Патент на изобретение №2174557

(54) СПОСОБ ПОЛУЧЕНИЯ ГИАЛУРОНИДАЗЫ СТРЕПТОКОККОВОЙ

(57) Реферат:

Изобретение относится к медицине, в частности к способам получения гиалуронидазы стрептококковой бактериального происхождения, используемой при диагностике стрептококковых инфекций. Способ заключается в том, что культивируют штамм-продуцент гемолитического стрептококка, выделенный от больного скарлатиной, продуцирующий только гиалуронидазу, трех – пятикратно пассируют на комбинированном скарлатинозном бульоне, культуральную жидкость отделяют фильтрацией через систему “Миллипор”, к фильтрату добавляют сернокислый аммоний, тщательно перемешивают и выдерживают при температуре 4 2°С. Отделение фермента производят на сепараторе при 9000 об/мин. Техническим результатом является получение высокоактивного стандартного препарата гиалуронидазы стрептококковой с активностью до 20000 МД HyS в 1 мл, сокращение и упрощение технологического процесса и повышение выхода готового препарата. 1 з.п. ф-лы.
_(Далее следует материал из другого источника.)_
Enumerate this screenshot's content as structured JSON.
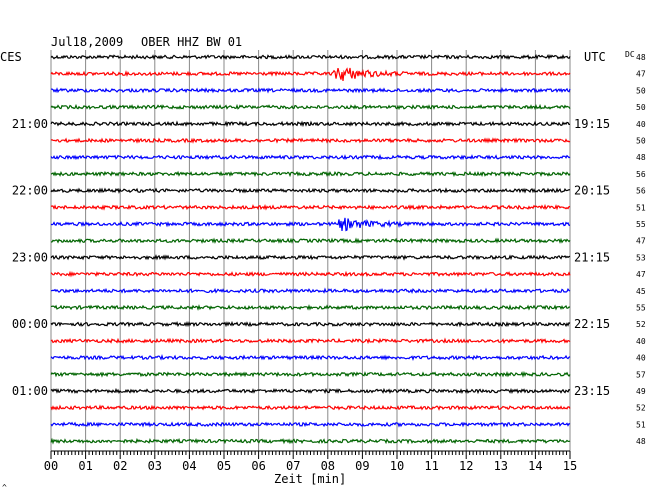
{
  "header": {
    "title": "Jul18,2009",
    "station": "OBER HHZ BW 01"
  },
  "left_axis_label": "CES",
  "right_axis_label": "UTC",
  "dc_label": "DC",
  "x_axis_label": "Zeit [min]",
  "corner_mark": "^",
  "chart_data": {
    "type": "line",
    "title": "Jul18,2009   OBER HHZ BW 01",
    "xlabel": "Zeit [min]",
    "xlim": [
      0,
      15
    ],
    "x_ticks": [
      "00",
      "01",
      "02",
      "03",
      "04",
      "05",
      "06",
      "07",
      "08",
      "09",
      "10",
      "11",
      "12",
      "13",
      "14",
      "15"
    ],
    "left_time_labels": [
      {
        "row": 4,
        "text": "21:00"
      },
      {
        "row": 8,
        "text": "22:00"
      },
      {
        "row": 12,
        "text": "23:00"
      },
      {
        "row": 16,
        "text": "00:00"
      },
      {
        "row": 20,
        "text": "01:00"
      }
    ],
    "right_time_labels": [
      {
        "row": 4,
        "text": "19:15"
      },
      {
        "row": 8,
        "text": "20:15"
      },
      {
        "row": 12,
        "text": "21:15"
      },
      {
        "row": 16,
        "text": "22:15"
      },
      {
        "row": 20,
        "text": "23:15"
      }
    ],
    "trace_colors": [
      "#000000",
      "#ff0000",
      "#0000ff",
      "#006400"
    ],
    "dc_values": [
      "48",
      "47",
      "50",
      "50",
      "40",
      "50",
      "48",
      "56",
      "56",
      "51",
      "55",
      "47",
      "53",
      "47",
      "45",
      "55",
      "52",
      "40",
      "40",
      "57",
      "49",
      "52",
      "51",
      "48"
    ],
    "events": [
      {
        "row": 1,
        "minute": 8.3,
        "amplitude": 8
      },
      {
        "row": 10,
        "minute": 8.4,
        "amplitude": 6
      }
    ]
  }
}
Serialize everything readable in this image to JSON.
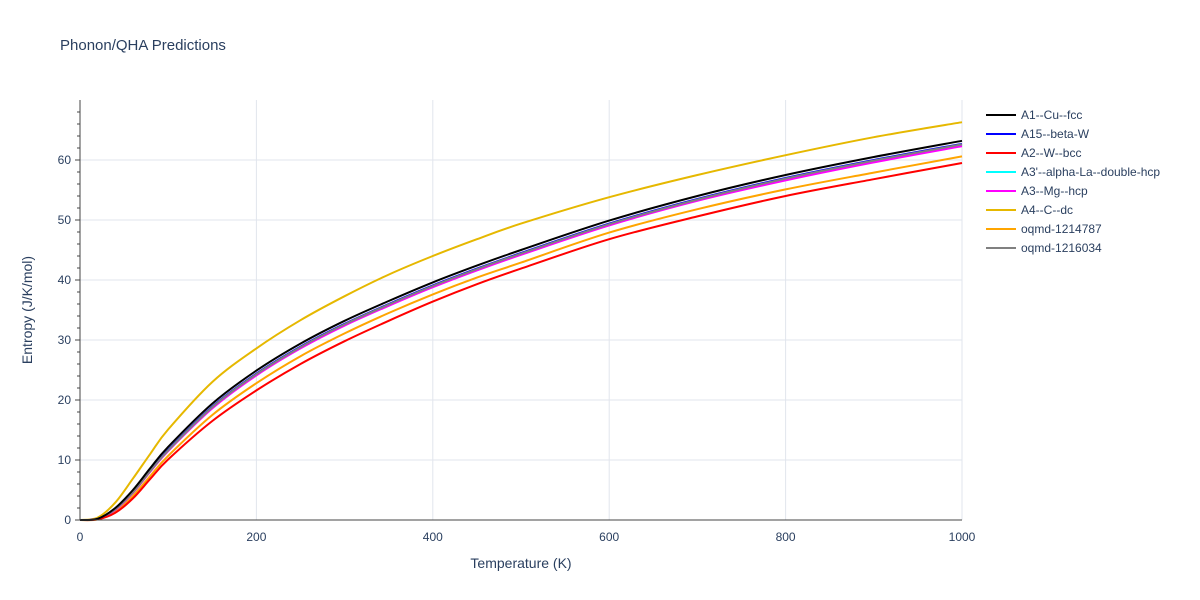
{
  "chart_data": {
    "type": "line",
    "title": "Phonon/QHA Predictions",
    "xlabel": "Temperature (K)",
    "ylabel": "Entropy (J/K/mol)",
    "xlim": [
      0,
      1000
    ],
    "ylim": [
      0,
      70
    ],
    "xticks": [
      0,
      200,
      400,
      600,
      800,
      1000
    ],
    "yticks": [
      0,
      10,
      20,
      30,
      40,
      50,
      60
    ],
    "grid": true,
    "legend_position": "right",
    "x": [
      0,
      20,
      40,
      60,
      80,
      100,
      150,
      200,
      250,
      300,
      350,
      400,
      450,
      500,
      600,
      700,
      800,
      900,
      1000
    ],
    "series": [
      {
        "name": "A1--Cu--fcc",
        "color": "#000000",
        "width": 2,
        "values": [
          0,
          0.2,
          2.0,
          5.0,
          8.7,
          12.2,
          19.4,
          24.9,
          29.4,
          33.2,
          36.5,
          39.6,
          42.4,
          45.0,
          49.9,
          54.0,
          57.5,
          60.5,
          63.2
        ]
      },
      {
        "name": "A15--beta-W",
        "color": "#0000ff",
        "width": 2,
        "values": [
          0,
          0.2,
          1.8,
          4.7,
          8.3,
          11.7,
          18.9,
          24.4,
          28.9,
          32.7,
          36.0,
          39.1,
          41.9,
          44.5,
          49.4,
          53.5,
          57.0,
          60.0,
          62.7
        ]
      },
      {
        "name": "A2--W--bcc",
        "color": "#ff0000",
        "width": 2,
        "values": [
          0,
          0.1,
          1.2,
          3.6,
          6.9,
          10.1,
          16.5,
          21.6,
          26.0,
          29.8,
          33.2,
          36.4,
          39.3,
          41.9,
          46.8,
          50.6,
          54.0,
          56.8,
          59.5
        ]
      },
      {
        "name": "A3'--alpha-La--double-hcp",
        "color": "#00ffff",
        "width": 2,
        "values": [
          0,
          0.2,
          1.8,
          4.6,
          8.2,
          11.6,
          18.7,
          24.2,
          28.7,
          32.5,
          35.8,
          38.9,
          41.7,
          44.3,
          49.2,
          53.3,
          56.8,
          59.8,
          62.5
        ]
      },
      {
        "name": "A3--Mg--hcp",
        "color": "#ff00ff",
        "width": 2,
        "values": [
          0,
          0.2,
          1.7,
          4.5,
          8.1,
          11.5,
          18.6,
          24.1,
          28.6,
          32.4,
          35.7,
          38.8,
          41.6,
          44.2,
          49.1,
          53.2,
          56.6,
          59.6,
          62.3
        ]
      },
      {
        "name": "A4--C--dc",
        "color": "#e6b800",
        "width": 2,
        "values": [
          0,
          0.4,
          2.9,
          6.9,
          11.1,
          15.1,
          23.0,
          28.6,
          33.3,
          37.3,
          40.9,
          44.0,
          46.8,
          49.4,
          53.8,
          57.5,
          60.8,
          63.8,
          66.3
        ]
      },
      {
        "name": "oqmd-1214787",
        "color": "#ffa500",
        "width": 2,
        "values": [
          0,
          0.1,
          1.4,
          4.0,
          7.4,
          10.7,
          17.5,
          22.8,
          27.3,
          31.1,
          34.5,
          37.6,
          40.4,
          42.9,
          47.9,
          51.8,
          55.1,
          57.9,
          60.6
        ]
      },
      {
        "name": "oqmd-1216034",
        "color": "#808080",
        "width": 2,
        "values": [
          0,
          0.2,
          1.8,
          4.6,
          8.2,
          11.6,
          18.8,
          24.3,
          28.8,
          32.6,
          35.9,
          39.0,
          41.8,
          44.4,
          49.3,
          53.4,
          56.9,
          59.9,
          62.6
        ]
      }
    ]
  }
}
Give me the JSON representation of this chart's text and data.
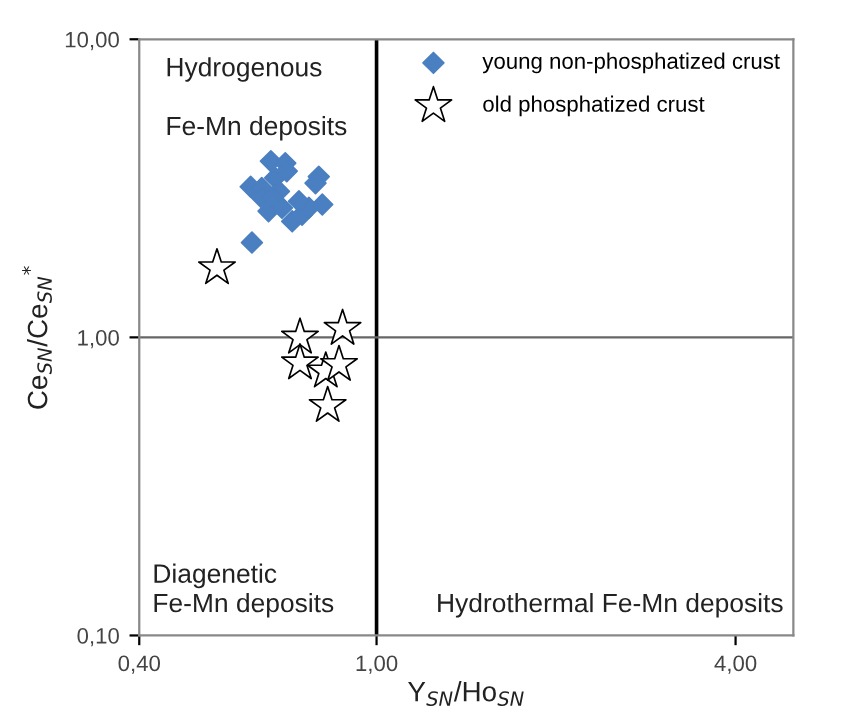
{
  "chart_data": {
    "type": "scatter",
    "xlabel": "Y$_{SN}$/Ho$_{SN}$",
    "ylabel": "Ce$_{SN}$/Ce$_{SN}$$^{*}$",
    "log": "xy",
    "xlim": [
      0.4,
      5
    ],
    "ylim": [
      0.1,
      10
    ],
    "xticks": [
      {
        "value": 0.4,
        "label": "0,40"
      },
      {
        "value": 1,
        "label": "1,00"
      },
      {
        "value": 4,
        "label": "4,00"
      }
    ],
    "yticks": [
      {
        "value": 0.1,
        "label": "0,10"
      },
      {
        "value": 1,
        "label": "1,00"
      },
      {
        "value": 10,
        "label": "10,00"
      }
    ],
    "grid": false,
    "legend": "top right",
    "ref_lines": [
      {
        "axis": "x",
        "value": 1,
        "color": "#000000"
      },
      {
        "axis": "y",
        "value": 1,
        "color": "#666666"
      }
    ],
    "annotations": [
      "Hydrogenous\n\nFe-Mn deposits",
      "Diagenetic\nFe-Mn deposits",
      "Hydrothermal Fe-Mn deposits"
    ],
    "series": [
      {
        "name": "young non-phosphatized crust",
        "color": "#4a7fc1",
        "marker": "diamond",
        "x": [
          0.665,
          0.703,
          0.615,
          0.642,
          0.676,
          0.707,
          0.686,
          0.8,
          0.79,
          0.811,
          0.659,
          0.694,
          0.722,
          0.75,
          0.77,
          0.642,
          0.668,
          0.741,
          0.618
        ],
        "values": [
          3.9,
          3.84,
          3.2,
          3.17,
          3.43,
          3.61,
          3.09,
          3.46,
          3.29,
          2.79,
          2.65,
          2.72,
          2.45,
          2.58,
          2.72,
          2.94,
          2.94,
          2.86,
          2.08
        ]
      },
      {
        "name": "old phosphatized crust",
        "color": "#ffffff",
        "marker": "star",
        "x": [
          0.54,
          0.744,
          0.877,
          0.744,
          0.822,
          0.865,
          0.828
        ],
        "values": [
          1.71,
          1.0,
          1.07,
          0.82,
          0.77,
          0.81,
          0.59
        ]
      }
    ]
  }
}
Изобретение относится к медицине, в частности к способам получения гиалуронидазы стрепрококковой бактериального происхождения, используемой при диагностике стрептококковых инфекций. Определение антигиалуронидазы в сыворотке крови используют для выявления скрыто протекающих форм ревмокардита, для оценки активности ревмокардического процесса, а также для дифференциации ревматизма от инфекционного полиартрита.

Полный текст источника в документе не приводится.